O papel da ONU na proteção da infância

Da criação do Unicef em 1946 à Convenção sobre os Direitos da Criança de 1989, a ONU construiu um arcabouço robusto de proteção à infância — mas o subfinanciamento crônico de crises como a do Sudão expõe o abismo entre a norma internacional e a realidade de milhões de crianças em zonas de guerra.

Por Tatiana Mendonça — Munique, Alemanha

14 de abril de 2026 às 12:00h

A proteção internacional da infância ocupa lugar central na arquitetura institucional da ONU desde os primeiros anos da organização, mas seu arcabouço jurídico e institucional se consolidou de forma mais robusta ao longo das últimas décadas, culminando em um sistema que combina normas vinculantes, agências especializadas e mecanismos de monitoramento — ainda que sua capacidade de proteção efetiva siga sendo testada duramente pelos conflitos armados contemporâneos.
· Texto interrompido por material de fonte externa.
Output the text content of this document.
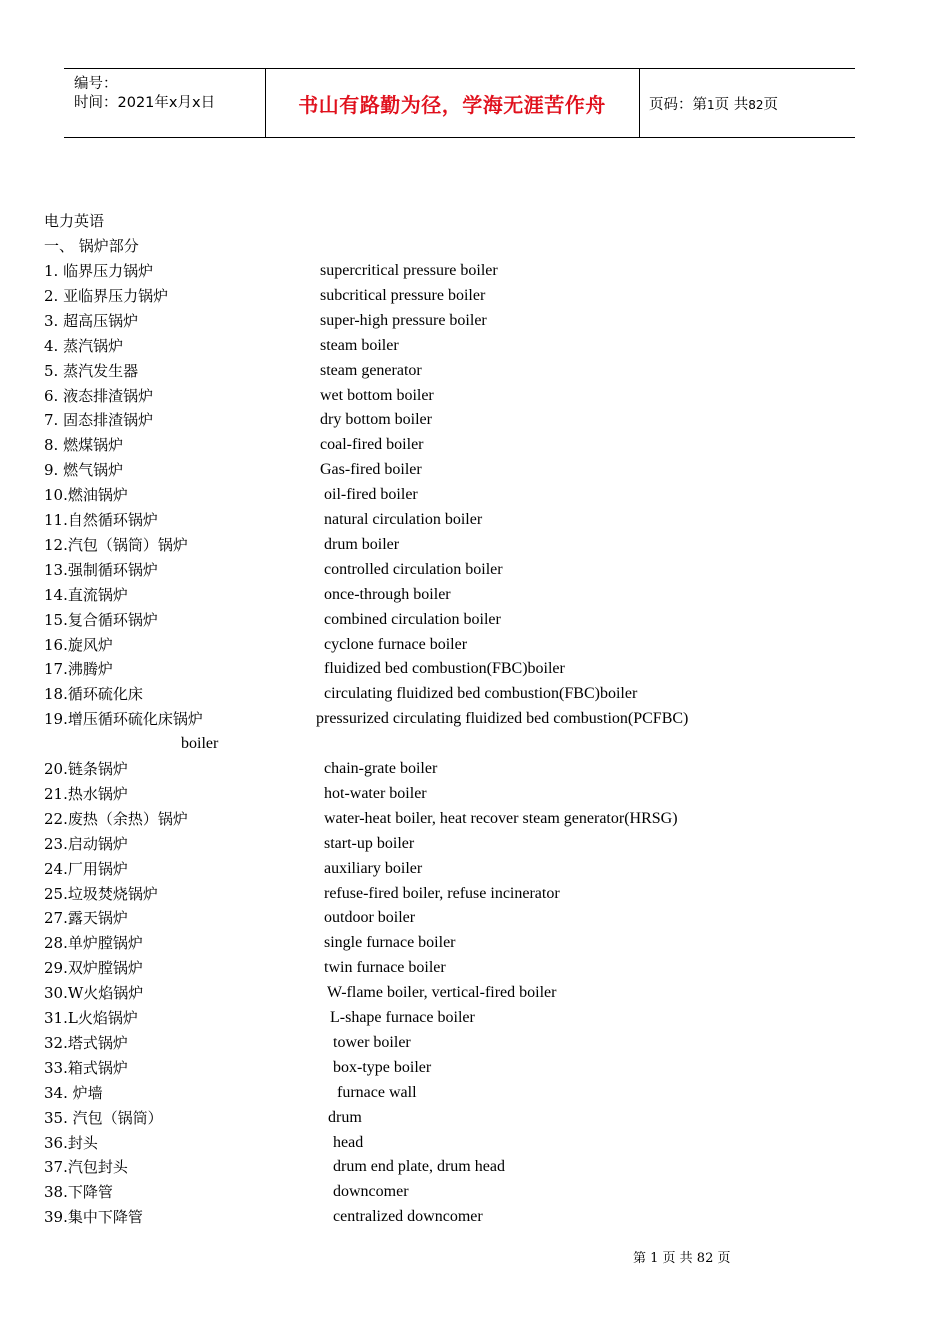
编号：
时间：2021年x月x日	书山有路勤为径，学海无涯苦作舟	页码：第1页 共82页
电力英语
一、 锅炉部分
1. 临界压力锅炉	supercritical pressure boiler
2. 亚临界压力锅炉	subcritical pressure boiler
3. 超高压锅炉	super-high pressure boiler
4. 蒸汽锅炉	steam boiler
5. 蒸汽发生器	steam generator
6. 液态排渣锅炉	wet bottom boiler
7. 固态排渣锅炉	dry bottom boiler
8. 燃煤锅炉	coal-fired boiler
9. 燃气锅炉	Gas-fired boiler
10.燃油锅炉	oil-fired boiler
11.自然循环锅炉	natural circulation boiler
12.汽包（锅筒）锅炉	drum boiler
13.强制循环锅炉	controlled circulation boiler
14.直流锅炉	once-through boiler
15.复合循环锅炉	combined circulation boiler
16.旋风炉	cyclone furnace boiler
17.沸腾炉	fluidized bed combustion(FBC)boiler
18.循环硫化床	circulating fluidized bed combustion(FBC)boiler
19.增压循环硫化床锅炉	pressurized circulating fluidized bed combustion(PCFBC)
boiler
20.链条锅炉	chain-grate boiler
21.热水锅炉	hot-water boiler
22.废热（余热）锅炉	water-heat boiler, heat recover steam generator(HRSG)
23.启动锅炉	start-up boiler
24.厂用锅炉	auxiliary boiler
25.垃圾焚烧锅炉	refuse-fired boiler, refuse incinerator
27.露天锅炉	outdoor boiler
28.单炉膛锅炉	single furnace boiler
29.双炉膛锅炉	twin furnace boiler
30.W火焰锅炉	W-flame boiler, vertical-fired boiler
31.L火焰锅炉	L-shape furnace boiler
32.塔式锅炉	tower boiler
33.箱式锅炉	box-type boiler
34. 炉墙	furnace wall
35. 汽包（锅筒）	drum
36.封头	head
37.汽包封头	drum end plate, drum head
38.下降管	downcomer
39.集中下降管	centralized downcomer
第 1 页 共 82 页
Origem e arcabouço normativo

O Fundo das Nações Unidas para a Infância (Unicef) foi criado em 1946, no imediato pós-guerra, para socorrer crianças europeias vitimadas pela devastação do conflito — mandato que se expandiu progressivamente para abranger crianças em situação de vulnerabilidade em todo o mundo, tornando-se uma das agências da ONU com maior reconhecimento e capilaridade global. O marco normativo central da proteção internacional à infância veio décadas depois, em 1989, com a adoção da Convenção sobre os Direitos da Criança pela Assembleia Geral — tratado de direitos humanos com o maior número de ratificações da história, criando obrigações jurídicas vinculantes para os Estados signatários em áreas que vão de proteção contra exploração ao direito à educação e à participação social.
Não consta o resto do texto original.